Надя подхватила игру в «стишки»:
– Только обломаю я надежду,
Повод есть мне сомневаться,
– Наденька, надень-ка,
Милая, колечко…
– Ага, выйди на крылечко! Ну, нет, Игорёк. Потерпи. Одеваться, выходить на этот холод… Нет сил, так там ещё с неба какая-то гадость сыплется…
– Ничего не хочу слышать, через полчаса я в беседке! И замёрзну там, превратившись в айсберг; буду мальчиком Каем с ледышкой вместо сердца… Всё, до встречи!

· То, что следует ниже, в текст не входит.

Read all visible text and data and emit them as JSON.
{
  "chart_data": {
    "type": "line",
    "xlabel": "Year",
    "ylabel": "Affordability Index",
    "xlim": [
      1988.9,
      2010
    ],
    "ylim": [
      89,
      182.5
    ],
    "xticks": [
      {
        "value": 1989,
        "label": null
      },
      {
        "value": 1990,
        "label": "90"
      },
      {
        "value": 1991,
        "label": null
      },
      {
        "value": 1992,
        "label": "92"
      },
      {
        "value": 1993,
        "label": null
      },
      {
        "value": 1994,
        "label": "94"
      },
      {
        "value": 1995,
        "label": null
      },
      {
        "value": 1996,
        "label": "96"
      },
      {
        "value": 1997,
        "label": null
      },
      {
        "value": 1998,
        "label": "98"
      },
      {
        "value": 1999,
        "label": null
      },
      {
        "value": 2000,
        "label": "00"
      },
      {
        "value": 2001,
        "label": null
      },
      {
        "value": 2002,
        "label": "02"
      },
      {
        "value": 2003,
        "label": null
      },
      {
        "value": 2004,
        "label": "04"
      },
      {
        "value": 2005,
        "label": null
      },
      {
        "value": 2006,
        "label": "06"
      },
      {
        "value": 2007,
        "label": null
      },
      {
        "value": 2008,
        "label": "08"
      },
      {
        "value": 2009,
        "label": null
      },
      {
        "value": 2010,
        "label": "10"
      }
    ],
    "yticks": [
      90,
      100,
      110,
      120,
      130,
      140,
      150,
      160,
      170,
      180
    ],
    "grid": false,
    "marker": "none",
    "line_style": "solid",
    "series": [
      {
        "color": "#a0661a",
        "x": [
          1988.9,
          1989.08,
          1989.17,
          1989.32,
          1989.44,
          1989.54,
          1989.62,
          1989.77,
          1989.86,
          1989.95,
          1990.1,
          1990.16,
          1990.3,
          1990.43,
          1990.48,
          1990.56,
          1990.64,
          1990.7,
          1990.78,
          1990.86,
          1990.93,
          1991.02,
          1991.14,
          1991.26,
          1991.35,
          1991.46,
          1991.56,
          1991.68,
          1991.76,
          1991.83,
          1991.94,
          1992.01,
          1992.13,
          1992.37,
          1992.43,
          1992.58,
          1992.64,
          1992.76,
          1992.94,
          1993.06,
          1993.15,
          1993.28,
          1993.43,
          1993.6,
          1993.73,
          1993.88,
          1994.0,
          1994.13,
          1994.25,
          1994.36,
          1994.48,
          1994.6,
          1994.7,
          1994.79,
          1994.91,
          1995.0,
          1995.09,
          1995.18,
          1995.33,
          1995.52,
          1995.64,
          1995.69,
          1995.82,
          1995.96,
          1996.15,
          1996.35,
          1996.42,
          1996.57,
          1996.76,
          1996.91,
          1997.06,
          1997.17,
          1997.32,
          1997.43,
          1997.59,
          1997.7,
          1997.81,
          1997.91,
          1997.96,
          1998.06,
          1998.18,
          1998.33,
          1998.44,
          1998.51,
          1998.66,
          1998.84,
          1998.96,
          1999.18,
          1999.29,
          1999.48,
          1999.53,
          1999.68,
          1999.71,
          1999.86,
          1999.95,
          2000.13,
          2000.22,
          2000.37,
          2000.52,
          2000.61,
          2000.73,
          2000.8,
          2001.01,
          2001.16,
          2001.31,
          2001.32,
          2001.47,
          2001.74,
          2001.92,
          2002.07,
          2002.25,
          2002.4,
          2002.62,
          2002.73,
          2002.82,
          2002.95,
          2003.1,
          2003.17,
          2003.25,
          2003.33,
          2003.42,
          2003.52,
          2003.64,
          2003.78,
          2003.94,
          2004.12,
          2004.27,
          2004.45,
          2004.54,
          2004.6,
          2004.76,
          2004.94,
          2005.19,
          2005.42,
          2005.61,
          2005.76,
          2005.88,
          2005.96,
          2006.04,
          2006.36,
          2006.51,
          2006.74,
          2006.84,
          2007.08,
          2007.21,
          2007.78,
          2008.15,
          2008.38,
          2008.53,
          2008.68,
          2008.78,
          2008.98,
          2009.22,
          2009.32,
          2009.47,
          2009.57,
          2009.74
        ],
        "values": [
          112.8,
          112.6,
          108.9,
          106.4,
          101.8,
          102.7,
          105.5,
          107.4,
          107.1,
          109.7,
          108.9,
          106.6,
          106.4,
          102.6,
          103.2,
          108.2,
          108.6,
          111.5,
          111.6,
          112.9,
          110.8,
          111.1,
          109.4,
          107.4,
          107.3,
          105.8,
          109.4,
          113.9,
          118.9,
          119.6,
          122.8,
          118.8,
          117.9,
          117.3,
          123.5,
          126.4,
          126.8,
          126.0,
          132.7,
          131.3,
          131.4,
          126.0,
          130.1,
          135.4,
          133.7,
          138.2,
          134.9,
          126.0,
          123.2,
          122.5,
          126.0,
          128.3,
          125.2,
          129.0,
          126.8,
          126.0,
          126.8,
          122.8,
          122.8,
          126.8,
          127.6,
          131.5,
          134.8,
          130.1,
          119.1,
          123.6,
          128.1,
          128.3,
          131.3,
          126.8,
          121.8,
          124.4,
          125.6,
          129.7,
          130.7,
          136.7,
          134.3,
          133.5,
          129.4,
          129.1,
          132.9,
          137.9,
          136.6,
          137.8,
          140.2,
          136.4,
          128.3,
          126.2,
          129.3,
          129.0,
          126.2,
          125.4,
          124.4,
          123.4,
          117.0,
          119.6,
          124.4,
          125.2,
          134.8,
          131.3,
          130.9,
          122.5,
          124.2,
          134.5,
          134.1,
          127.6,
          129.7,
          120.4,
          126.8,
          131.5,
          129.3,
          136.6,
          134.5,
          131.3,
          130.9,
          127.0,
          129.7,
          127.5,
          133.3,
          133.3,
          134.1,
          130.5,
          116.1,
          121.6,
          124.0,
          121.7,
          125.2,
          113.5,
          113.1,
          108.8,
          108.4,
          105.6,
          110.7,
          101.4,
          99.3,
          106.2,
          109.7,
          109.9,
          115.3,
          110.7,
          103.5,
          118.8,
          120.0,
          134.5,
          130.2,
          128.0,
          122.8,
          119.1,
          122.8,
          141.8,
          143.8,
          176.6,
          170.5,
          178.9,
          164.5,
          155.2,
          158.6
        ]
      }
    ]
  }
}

Он нажал на отбой и рванул одеваться.
И она пришла. И были поцелуи и расстёгнутые пальто; и были путешествия по укромным уголкам тела; и было приземление в «запланированном районе Тихого океана», как сообщили бы информагентства Советского Союза об успешном окончании волшебного путешествия Игоря и Нади.
Можно было бы написать новую песню, вот только следовало готовиться к контрольной по химии. И он уехал домой, но почему-то чувство ответственности в эту ночь не помогло. Реакции, валентности, гидраты и сульфаты отчаянно не запоминались, а формула любви из всего этого как-то не вытанцовывалась, хотя химические процессы вовсю бушевали в его молодом теле. Болото махнул рукой, вверив себя судьбе перед завтрашней контрольной, и лёг спать, надеясь, что ему приснится Надя, для которой «Птицы» поют его новую песню. Перед глазами, тем не менее, возникла формула реакции кислоты и металла. И одновалентный водород вытеснялся в ней двухвалентной медью.
19
А жизнь продолжала свой неспешный (так это воспринимается в юности), но неумолимый бег. В единицу времени успевалось сделать массу дел. Андрей и Игорь исправно ходили в школу и на всяческие курсы по подготовке к вступительным экзаменам в вуз; Шурик учился в своей Гнесинке, а Ероха ездил на ненавистную работу. Но «Птицы» наращивали мускулы, оперились, и о них уже пошла молва по Москве, да и по её окрестностям. Их всё чаще приглашали поиграть на различные мероприятия, и часто у профсоюзных деятелей находились деньги, чтобы оплатить их выступление, будь то концерт или танцевальная программа. Проблема аппаратуры решалась не всегда: где-то она была, и тогда хватало инструментальных усилителей, которые ребята справили на заработанные деньги, а иногда им приходилось отказываться от предложенных денег и откладывать своё выступление в том или ином месте до лучших времён.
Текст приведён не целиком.